También hubo cansancio y fricciones. Allí se probó la madurez del método: sostener la incomodidad sin dramatizarla. Una compañera, en vez de retirarse, pidió un abrazo: coraje en forma de nota sostenida hasta que el grupo armó un acorde. Aprendí una ética editorial que no sale en manuales: la exactitud afectiva, nombrar sin caricaturizar ni magnificar. Intuyo que el futuro de la literatura pasa por registrar variaciones ínfimas del alma sin convertirlas en tópico; para mí, Biodanza ha sido taller de esa pericia.
Cierro con gratitud.

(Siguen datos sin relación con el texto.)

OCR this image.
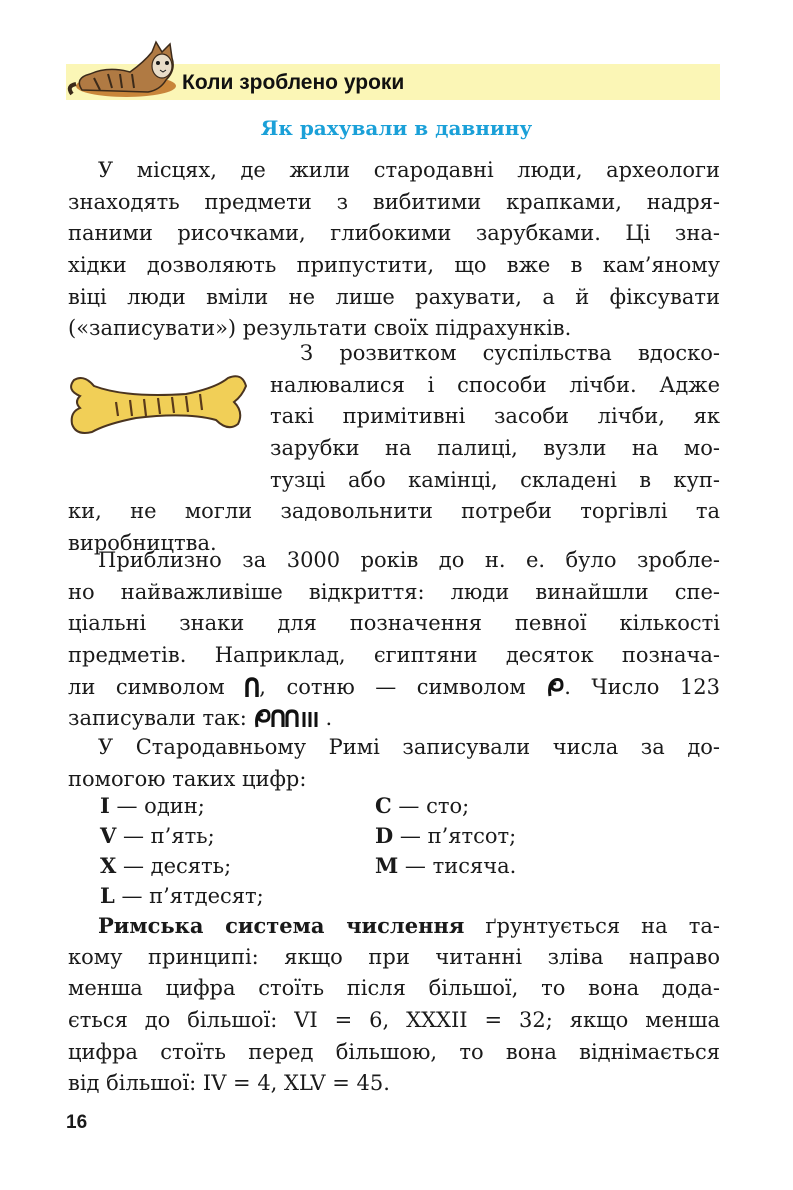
Коли зроблено уроки
Як рахували в давнину
У місцях, де жили стародавні люди, археологи
знаходять предмети з вибитими крапками, надря-
паними рисочками, глибокими зарубками. Ці зна-
хідки дозволяють припустити, що вже в кам’яному
віці люди вміли не лише рахувати, а й фіксувати
(«записувати») результати своїх підрахунків.
З розвитком суспільства вдоско-
налювалися і способи лічби. Адже
такі примітивні засоби лічби, як
зарубки на палиці, вузли на мо-
тузці або камінці, складені в куп-
ки, не могли задовольнити потреби торгівлі та
виробництва.
Приблизно за 3000 років до н. е. було зробле-
но найважливіше відкриття: люди винайшли спе-
ціальні знаки для позначення певної кількості
предметів. Наприклад, єгиптяни десяток познача-
ли символом , сотню — символом . Число 123
записували так:	.
У Стародавньому Римі записували числа за до-
помогою таких цифр:
I — один;
V — п’ять;
X — десять;
L — п’ятдесят;
C — сто;
D — п’ятсот;
M — тисяча.
Римська система числення ґрунтується на та-
кому принципі: якщо при читанні зліва направо
менша цифра стоїть після більшої, то вона дода-
ється до більшої: VI = 6, XXXII = 32; якщо менша
цифра стоїть перед більшою, то вона віднімається
від більшої: IV = 4, XLV = 45.
16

Gracias, Rosabel, por sostener el círculo sin hacerlo tuyo; gracias al grupo por la valentía sin artificio; gracias, Pirineos, Ordesa y Monte Perdido, por vuestras lecciones minerales. Defiendo la Biodanza como humanismo práctico en tiempos de deshidratación afectiva: encarna dignidad en el gesto, regula libertad en el cuerpo y organiza encuentros en lugar de sermones. Cuidar la llama no es tarea de uno: es de todos. Y arde mejor cuando bailamos.